A catastrophic oil spill has dashed what had been a feel-good story about salmon returning to an urban waterway.
94251saanichJZ-fatherandsonColquitzsalmon
Trevor

A catastrophic oil spill has dashed what had been a feel-good story about salmon returning to an urban waterway.

Reports say that up to 1,000 liters of home heating oil leaked out from a Kenneth Street home last Tuesday and contaminated  Swan Creek and parts of the Colquitz River system.

Dorothy Chambers has spent five years working with other volunteers to try and rehabilitate Colquitz Creek. She told the News that there was a sickening smell of oil and dozens of dead fish in the creek.

“The sight of the salmon at the surface gasping for air and swimming erratically was sickening,” Chambers said.

Saanich responded to reports of the leak by installing barriers to absorb the oil at five locations.

“I can add that the property owner is cooperating fully and the drain connection has been isolated from the storm system,” Saanich’s manager of public works Mike Ippen wrote Friday afternoon in an email to Chambers and others concerned about the creek. “No additional material will enter the drainage system.
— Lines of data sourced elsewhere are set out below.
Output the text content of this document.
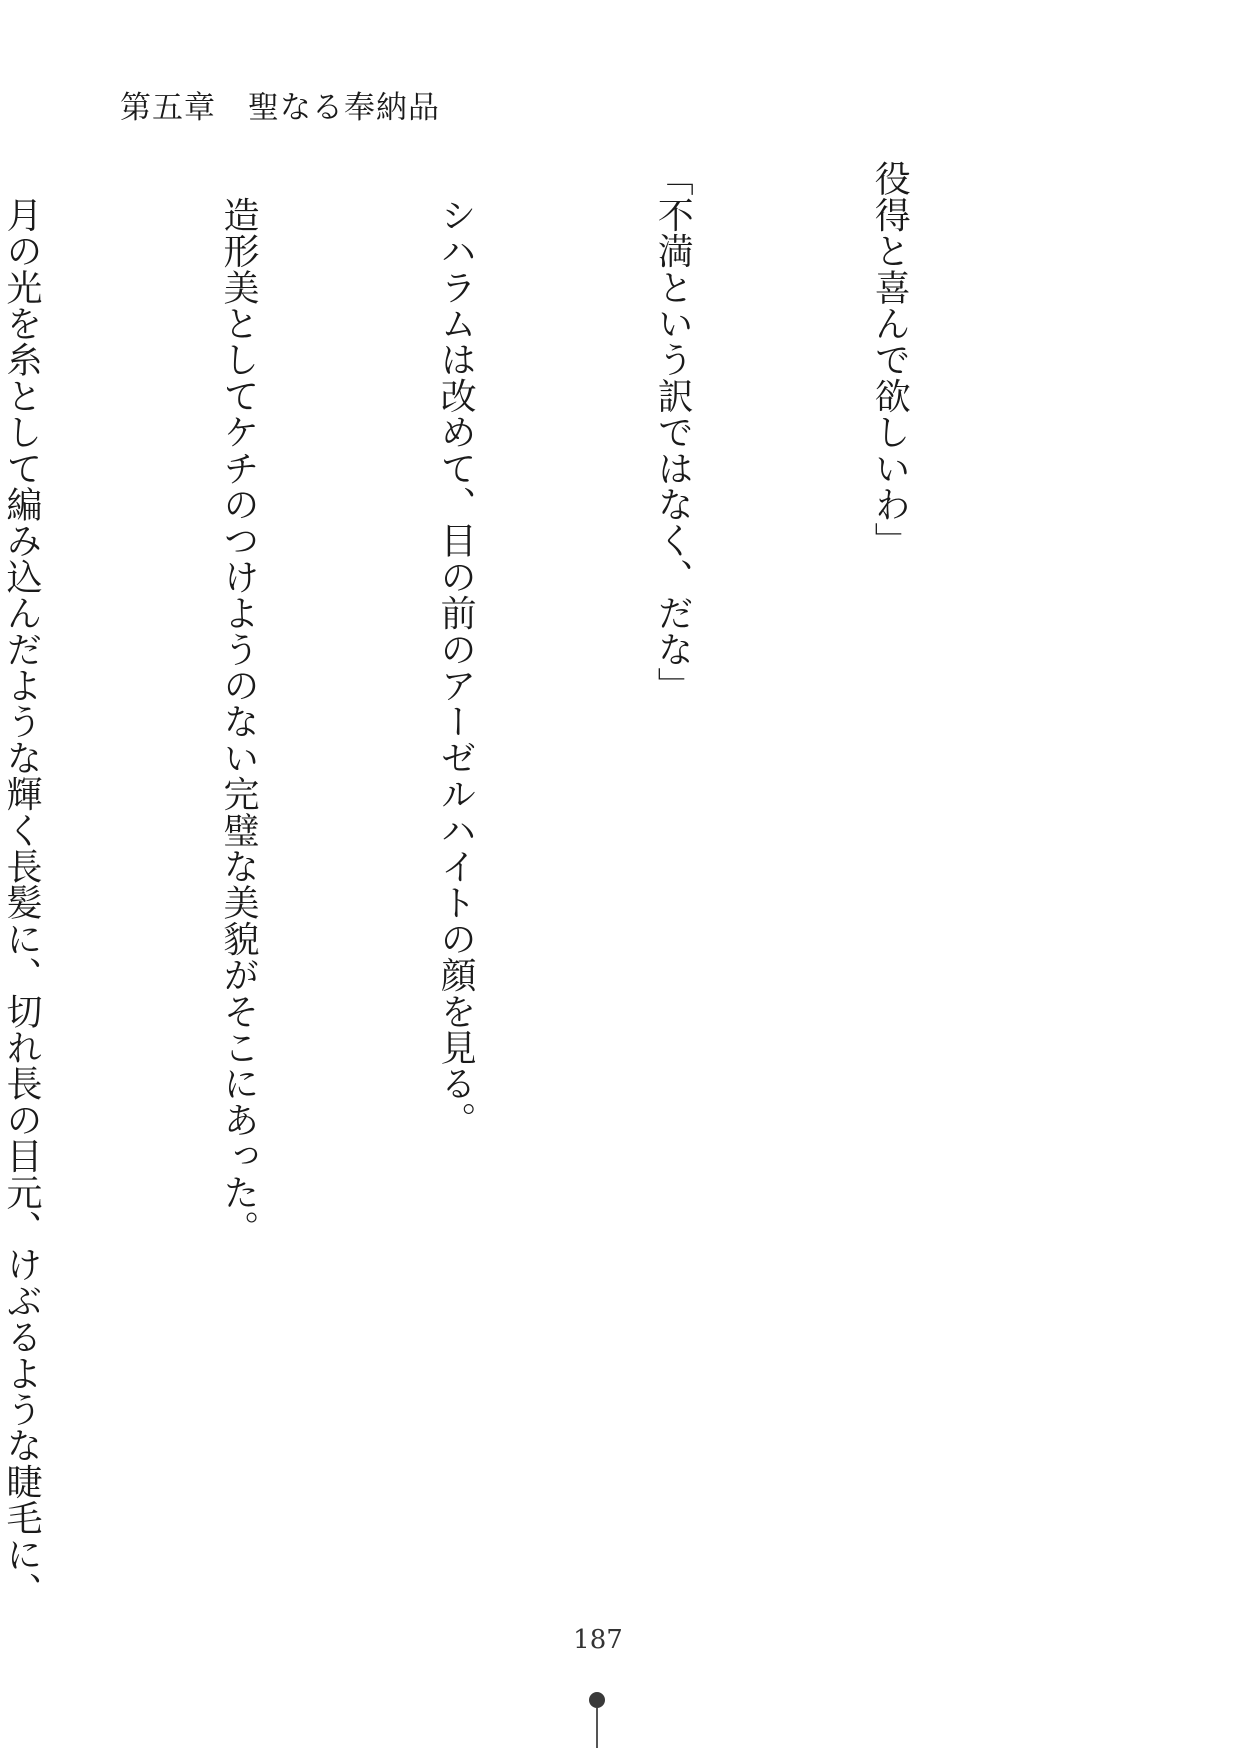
第五章　聖なる奉納品

役得と喜んで欲しいわ」

「不満という訳ではなく、だな」

　シハラムは改めて、目の前のアーゼルハイトの顔を見る。

　造形美としてケチのつけようのない完璧な美貌がそこにあった。

　月の光を糸として編み込んだような輝く長髪に、切れ長の目元、けぶるような睫毛に、

187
We will continue to monitor the booms and pads and replace as required.”

Chambers replied that the pads weren’t working.

“Although the spill was known to be from Kenneth Street flowing into Swan creek, none of entrances into the Colquitz had any absorbent protection at all,” Chambers wrote in a email sent to Ippen. “The fish fence is saturated with reeking oil and all of today's Coho were dead. What a sight for the families who came to watch the salmon release. Twenty-four large dead Coho in three days – Coho that are intact, in perfect shape. Mostly all large females, still carrying 3,000 to 5,000 eggs each, which will never hatch and will affect this run for years to come. It is probable that the 162 Coho we released on Tuesday are affected from the oil which was already flowing up stream where they were heading.”

The feeling of dejection was the opposite of the sense of optimism that volunteers felt earlier in the week when record numbers of salmon were being counted in the creek.

The federal Department of Fisheries and Oceans as well as the provincial Ministry of Environment are monitoring the situation.